Entrei e beijei minha mãe, que estava na cama de camisola. Não sei em que momento entrou a enfermeira com o neném no colo. Ele era lindo! Tão pequeno que parecia de mentira. Minha avó o pegou no colo e disse que era um menino lindo. Eu embaixo pulando, querendo, pedindo. Ela me deu. Ajeitou o neném no meu colo e disse pra que tomasse cuidado com a cabeça dele.
Ele estava cheiroso. Abriu os olhinhos e olhou pra mim. Que brilho, que intensos! Os olhos eram grandes e pareciam assustados. Pareciam procurar alguma coisa em mim enquanto os meus se enchiam de lágrimas. Os olhos dele procuraram mas eu senti que não encontraram. Me deu uma sensação ruim, eu queria que ele encontrasse em mim!

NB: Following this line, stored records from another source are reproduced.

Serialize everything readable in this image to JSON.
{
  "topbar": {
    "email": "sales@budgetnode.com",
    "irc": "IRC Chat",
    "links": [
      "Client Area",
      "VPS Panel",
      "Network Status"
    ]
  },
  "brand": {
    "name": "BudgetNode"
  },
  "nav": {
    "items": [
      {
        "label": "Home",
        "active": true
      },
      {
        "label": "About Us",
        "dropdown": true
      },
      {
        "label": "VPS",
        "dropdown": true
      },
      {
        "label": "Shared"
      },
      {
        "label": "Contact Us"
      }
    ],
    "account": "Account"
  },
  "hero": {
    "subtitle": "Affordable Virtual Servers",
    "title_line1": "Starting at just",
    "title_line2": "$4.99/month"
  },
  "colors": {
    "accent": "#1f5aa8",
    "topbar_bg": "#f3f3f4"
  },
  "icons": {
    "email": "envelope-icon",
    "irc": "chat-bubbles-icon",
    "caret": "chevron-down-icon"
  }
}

Ele começou a mexer as mãozinhas e eu pedi pra que alguém o pegasse porque ele ía chorar. Ele chorou e os olhos fugiram dos meus. Já pesava nos meus braços quando a vó o tirou do meu colo, mas eu queria mais.

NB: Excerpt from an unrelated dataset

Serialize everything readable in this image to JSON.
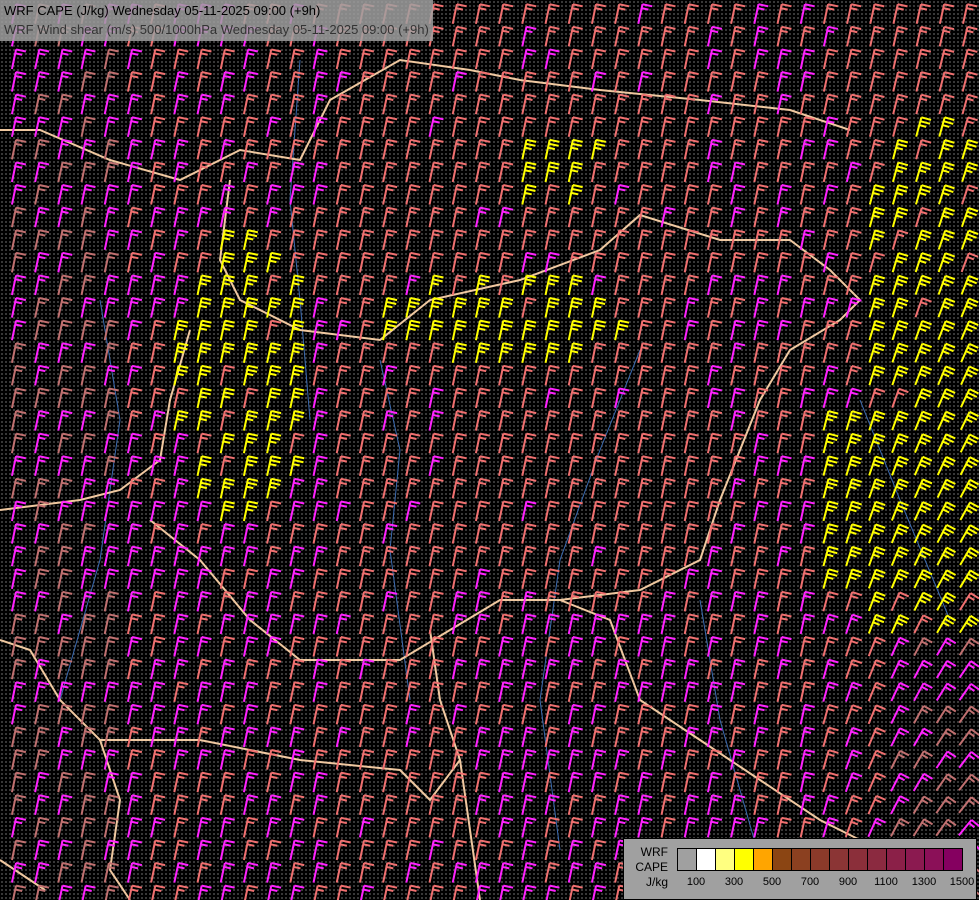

Ele foi pro colo de não sei quem e eu fiquei. Fiquei com um negócio forte, um sentimento sem nome. Fiquei lembrando de cada instante de tudo aquilo que acabara de acontecer. Contando assim parece que foi muito tempo, mas na verdade não foi mais do que um minuto. Um minuto eterno.

(Publicado em 09/12/08 no blog antigo)


2 comentários:

  1. Romanauskas.Tudo bem Nathália ? Hà(tem crase?)muito tempo não lia o seu blog. Você saiu do Multiply e eu, não tinha o atalho. Lembrei do To Romanauskas. Eu digito isso e, no meio de alguns parentes, aparece o seu blog. Hoje, andei lendo. Tem alguns comentários de anônimos. Não sou eu. Sentí falta de coisas muito bonitas, que você escrevia. Um exemplo disso, é essa página aí em cima. ISSO É LINDO !Abraços em você, na Rita e na Jô.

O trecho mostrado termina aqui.